= Mo Kwan-nin =

Hong Kong politician

Mo Kwan-nin (毛鈞年), GBM (20 May 1937 – 5 February 2013) was a Hong Kong born People's Republic of China politician.

Mo Kwan-nin was born in Hong Kong in 1937 and graduated from the Chinese Department of the University of Hong Kong in 1961. He later joined the Methodist College in Yau Ma Tei as a Chinese language and Chinese history teacher. He was put in charge of the school's curriculum.

In 1984, Mo joined the Hong Kong office of the Xinhua News Agency, the de facto representative office of People's Republic China government in the colonial period. He was appointed as deputy director in 1987, becoming the highest ranking Hong Kong born official at that time. It was seen as a Chinese Communist Party (CCP) gesture to show its recognition of Hongkongers. Mo served alongside Lu Ping as the deputy secretary-general of the Hong Kong Basic Law Drafting Committee and the secretary-general of the Hong Kong Basic Law Consultative Committee, the two organs responsible for drafting the Hong Kong's mini-constitution under Chinese rule after 1997.

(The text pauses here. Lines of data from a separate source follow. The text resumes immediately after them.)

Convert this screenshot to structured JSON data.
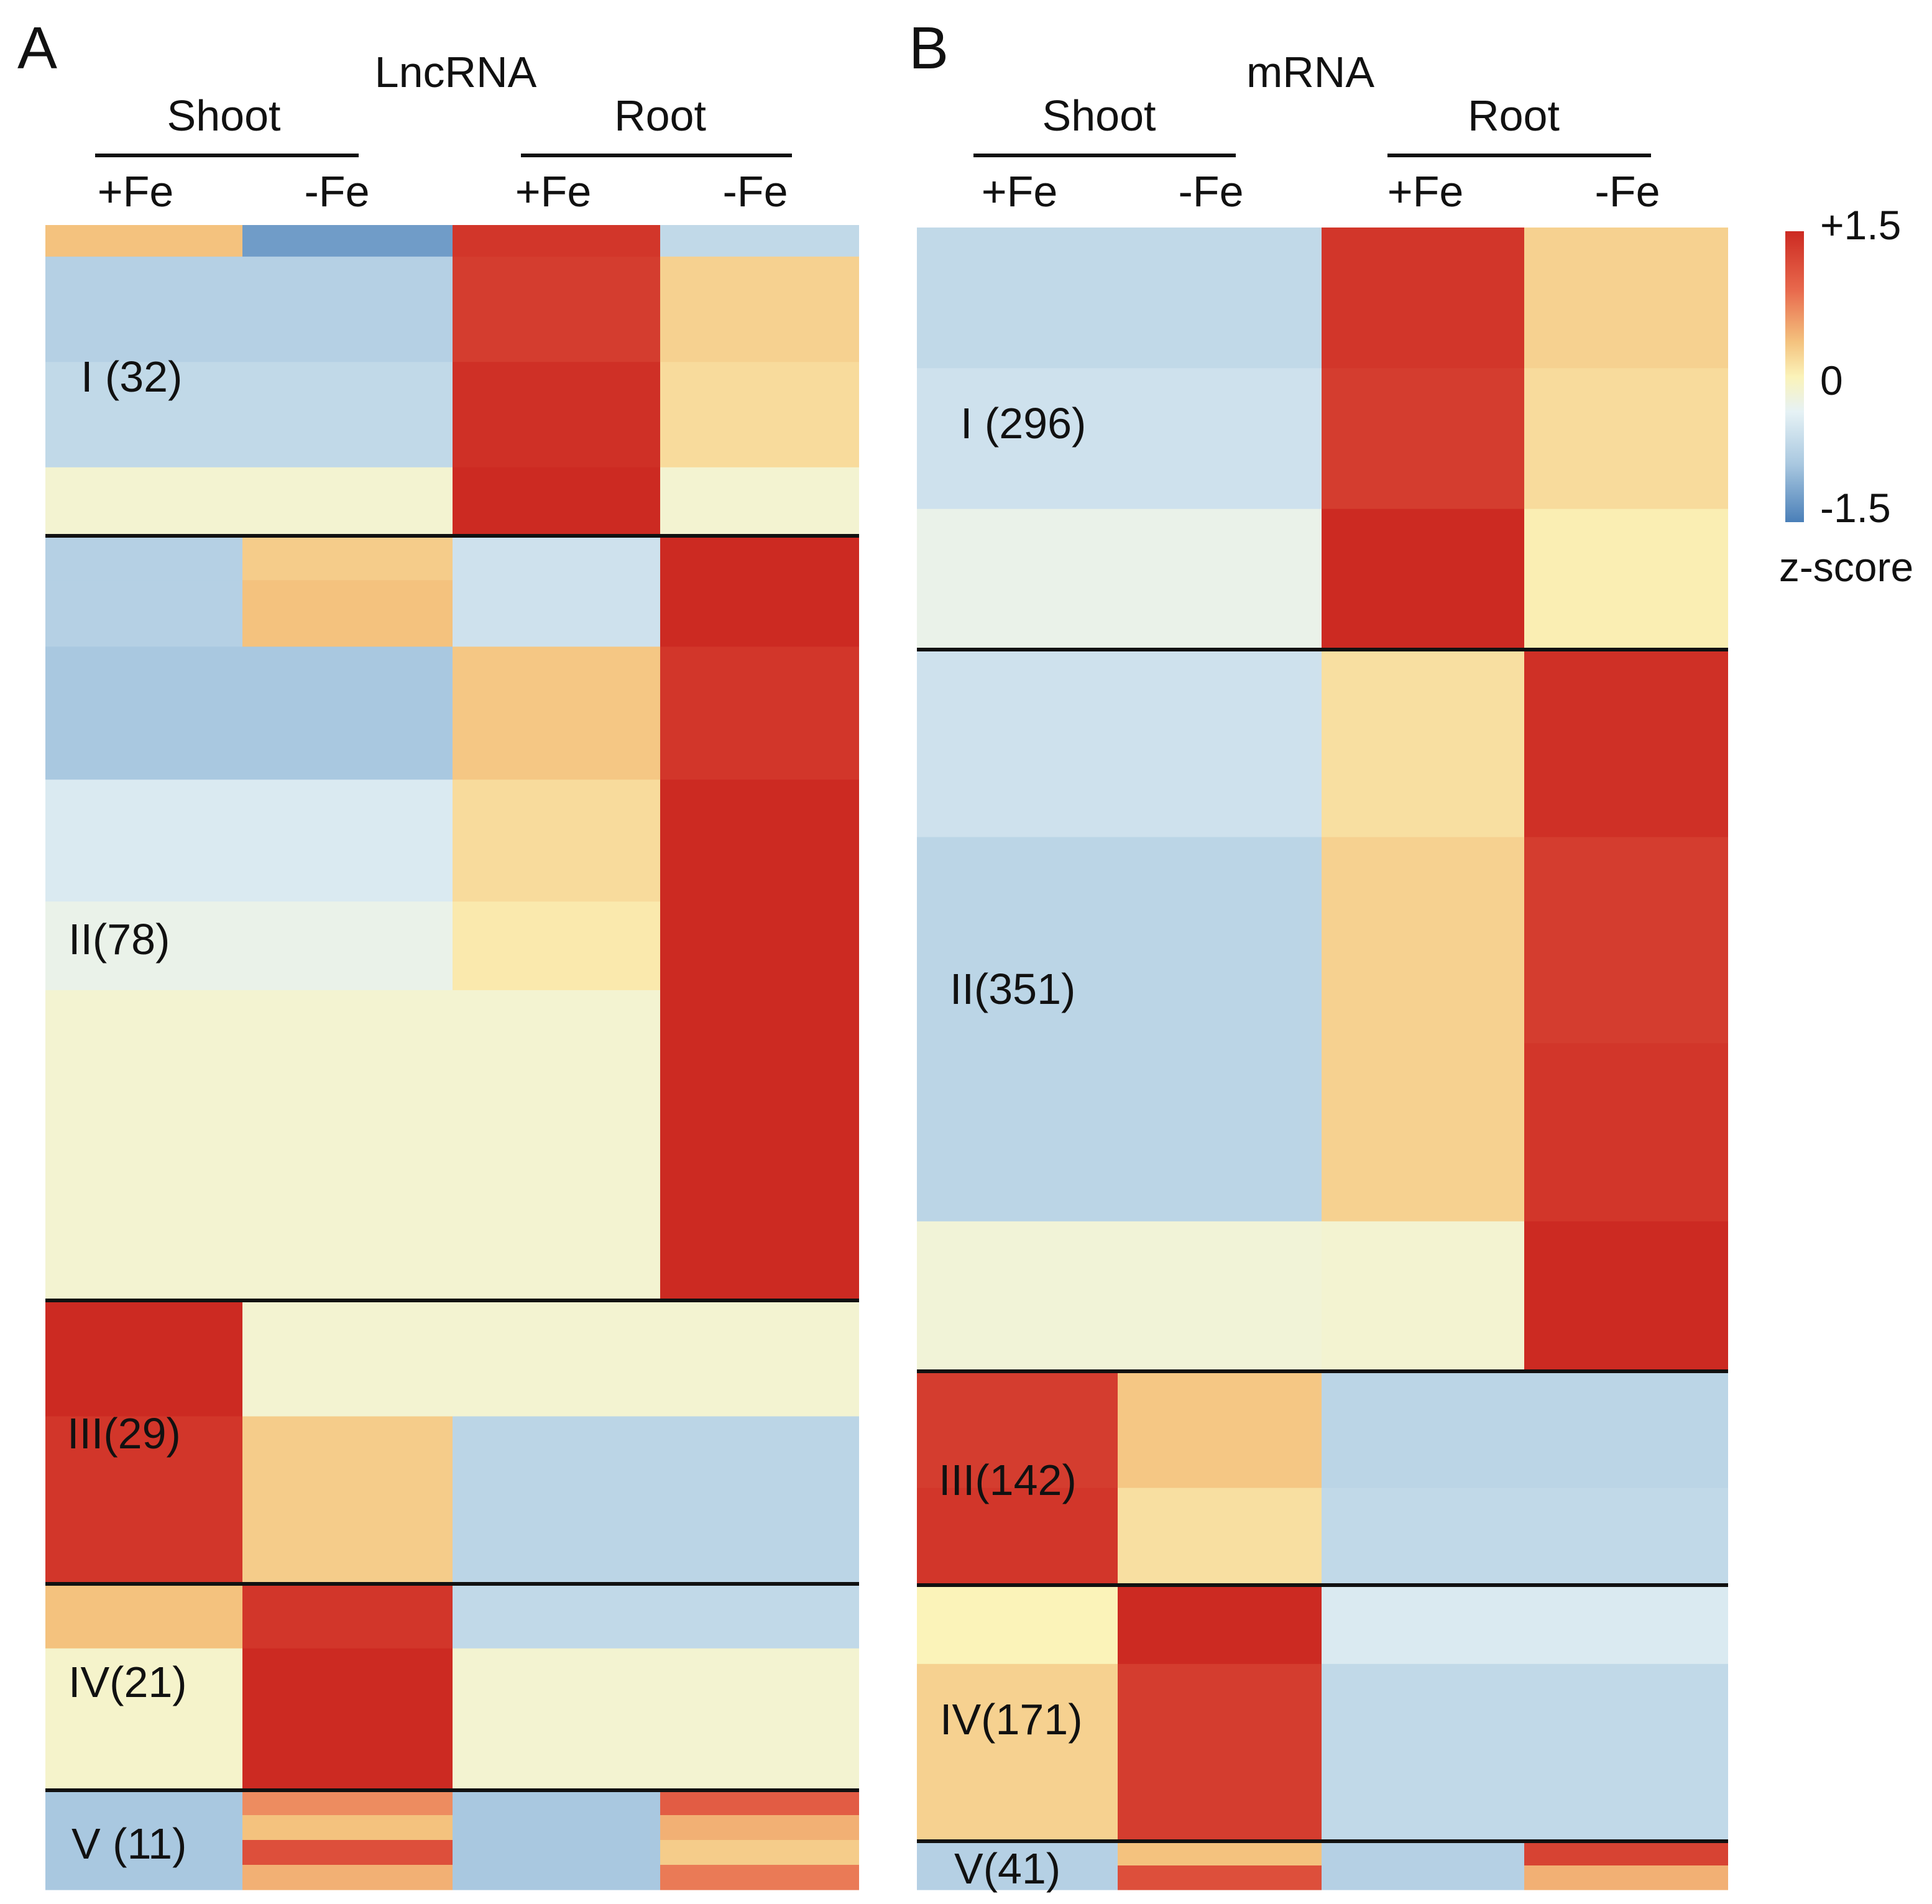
{
  "chart_data": [
    {
      "type": "heatmap",
      "panel_label": "A",
      "title": "LncRNA",
      "tissues": [
        "Shoot",
        "Root"
      ],
      "columns": [
        "+Fe",
        "-Fe",
        "+Fe",
        "-Fe"
      ],
      "clusters": [
        {
          "label": "I (32)",
          "count": 32,
          "values": [
            0.5,
            -1.3,
            1.4,
            0.2
          ]
        },
        {
          "label": "II(78)",
          "count": 78,
          "values": [
            -0.6,
            -0.6,
            0.2,
            1.5
          ]
        },
        {
          "label": "III(29)",
          "count": 29,
          "values": [
            1.5,
            0.3,
            -0.8,
            -0.8
          ]
        },
        {
          "label": "IV(21)",
          "count": 21,
          "values": [
            0.2,
            1.5,
            -0.5,
            -0.5
          ]
        },
        {
          "label": "V (11)",
          "count": 11,
          "values": [
            -1.0,
            1.0,
            -1.0,
            1.0
          ]
        }
      ],
      "rows": [
        {
          "cluster": 0,
          "weight": 12,
          "values": [
            0.5,
            -1.3,
            1.4,
            -0.8
          ]
        },
        {
          "cluster": 0,
          "weight": 40,
          "values": [
            -0.9,
            -0.9,
            1.35,
            0.35
          ]
        },
        {
          "cluster": 0,
          "weight": 40,
          "values": [
            -0.8,
            -0.8,
            1.45,
            0.25
          ]
        },
        {
          "cluster": 0,
          "weight": 26,
          "values": [
            -0.2,
            -0.2,
            1.5,
            -0.2
          ]
        },
        {
          "cluster": 1,
          "weight": 20,
          "values": [
            -0.9,
            0.4,
            -0.7,
            1.5
          ]
        },
        {
          "cluster": 1,
          "weight": 30,
          "values": [
            -0.9,
            0.5,
            -0.7,
            1.5
          ]
        },
        {
          "cluster": 1,
          "weight": 60,
          "values": [
            -1.0,
            -1.0,
            0.45,
            1.4
          ]
        },
        {
          "cluster": 1,
          "weight": 55,
          "values": [
            -0.6,
            -0.6,
            0.25,
            1.5
          ]
        },
        {
          "cluster": 1,
          "weight": 40,
          "values": [
            -0.4,
            -0.4,
            0.1,
            1.5
          ]
        },
        {
          "cluster": 1,
          "weight": 140,
          "values": [
            -0.2,
            -0.2,
            -0.2,
            1.5
          ]
        },
        {
          "cluster": 2,
          "weight": 45,
          "values": [
            1.5,
            -0.2,
            -0.2,
            -0.2
          ]
        },
        {
          "cluster": 2,
          "weight": 65,
          "values": [
            1.4,
            0.4,
            -0.85,
            -0.85
          ]
        },
        {
          "cluster": 3,
          "weight": 25,
          "values": [
            0.5,
            1.4,
            -0.8,
            -0.8
          ]
        },
        {
          "cluster": 3,
          "weight": 55,
          "values": [
            -0.15,
            1.5,
            -0.2,
            -0.2
          ]
        },
        {
          "cluster": 4,
          "weight": 10,
          "values": [
            -1.0,
            0.8,
            -1.0,
            1.1
          ]
        },
        {
          "cluster": 4,
          "weight": 10,
          "values": [
            -1.0,
            0.5,
            -1.0,
            0.6
          ]
        },
        {
          "cluster": 4,
          "weight": 10,
          "values": [
            -1.0,
            1.2,
            -1.0,
            0.4
          ]
        },
        {
          "cluster": 4,
          "weight": 10,
          "values": [
            -1.0,
            0.6,
            -1.0,
            0.9
          ]
        }
      ]
    },
    {
      "type": "heatmap",
      "panel_label": "B",
      "title": "mRNA",
      "tissues": [
        "Shoot",
        "Root"
      ],
      "columns": [
        "+Fe",
        "-Fe",
        "+Fe",
        "-Fe"
      ],
      "clusters": [
        {
          "label": "I (296)",
          "count": 296,
          "values": [
            -0.8,
            -0.8,
            1.4,
            0.3
          ]
        },
        {
          "label": "II(351)",
          "count": 351,
          "values": [
            -0.7,
            -0.7,
            0.3,
            1.5
          ]
        },
        {
          "label": "III(142)",
          "count": 142,
          "values": [
            1.4,
            0.4,
            -0.8,
            -0.8
          ]
        },
        {
          "label": "IV(171)",
          "count": 171,
          "values": [
            0.3,
            1.5,
            -0.7,
            -0.7
          ]
        },
        {
          "label": "V(41)",
          "count": 41,
          "values": [
            -0.7,
            0.8,
            -0.8,
            1.2
          ]
        }
      ],
      "rows": [
        {
          "cluster": 0,
          "weight": 70,
          "values": [
            -0.8,
            -0.8,
            1.4,
            0.35
          ]
        },
        {
          "cluster": 0,
          "weight": 70,
          "values": [
            -0.7,
            -0.7,
            1.35,
            0.25
          ]
        },
        {
          "cluster": 0,
          "weight": 70,
          "values": [
            -0.4,
            -0.4,
            1.5,
            0.05
          ]
        },
        {
          "cluster": 1,
          "weight": 100,
          "values": [
            -0.7,
            -0.7,
            0.2,
            1.45
          ]
        },
        {
          "cluster": 1,
          "weight": 110,
          "values": [
            -0.85,
            -0.85,
            0.35,
            1.35
          ]
        },
        {
          "cluster": 1,
          "weight": 95,
          "values": [
            -0.85,
            -0.85,
            0.35,
            1.4
          ]
        },
        {
          "cluster": 1,
          "weight": 80,
          "values": [
            -0.25,
            -0.25,
            -0.2,
            1.5
          ]
        },
        {
          "cluster": 2,
          "weight": 60,
          "values": [
            1.35,
            0.45,
            -0.85,
            -0.85
          ]
        },
        {
          "cluster": 2,
          "weight": 50,
          "values": [
            1.4,
            0.2,
            -0.8,
            -0.8
          ]
        },
        {
          "cluster": 3,
          "weight": 40,
          "values": [
            0.0,
            1.5,
            -0.6,
            -0.6
          ]
        },
        {
          "cluster": 3,
          "weight": 90,
          "values": [
            0.35,
            1.35,
            -0.8,
            -0.8
          ]
        },
        {
          "cluster": 4,
          "weight": 14,
          "values": [
            -0.9,
            0.5,
            -0.9,
            1.3
          ]
        },
        {
          "cluster": 4,
          "weight": 14,
          "values": [
            -0.9,
            1.2,
            -0.9,
            0.6
          ]
        }
      ]
    }
  ],
  "legend": {
    "max_label": "+1.5",
    "mid_label": "0",
    "min_label": "-1.5",
    "title": "z-score",
    "colors": [
      "#4a7fb8",
      "#a9c8e0",
      "#e6f2f5",
      "#fbf3b9",
      "#f4c27e",
      "#e8684c",
      "#cc2a22"
    ]
  }
}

Hong Kong–based political commentator Johnny Lau Yui-siu said Mo became an underground member of the CCP after he joined Xinhua. However, it was not disclosed until the China News Service accidentally exposed his membership in a report during the 13th National Congress of the CCP. According to Lau, Mo's role became less significant after the disclosure. Mo's support of the Tiananmen Square protests of 1989 also significantly diverged from Beijing's and his career was in limbo after that. In 2000, Mo was honoured with the Grand Bauhinia Medal.

Mo died from an undisclosed illness on 2 February 2013 7:02 p.m. in a local hospital at the age of 75. Johnny Lau praised Mo, saying he had served Beijing with pure intention, which was rare at that time. "What he had given to the country was much more than what he could earn back," Lau said. Chief Executive Leung Chun-ying also paid tribute, saying that Mo was committed to serve Hong Kong and involved in the preparatory work for the transfer of sovereignty. "He has made outstanding contributions to both the country and Hong Kong," Leung said.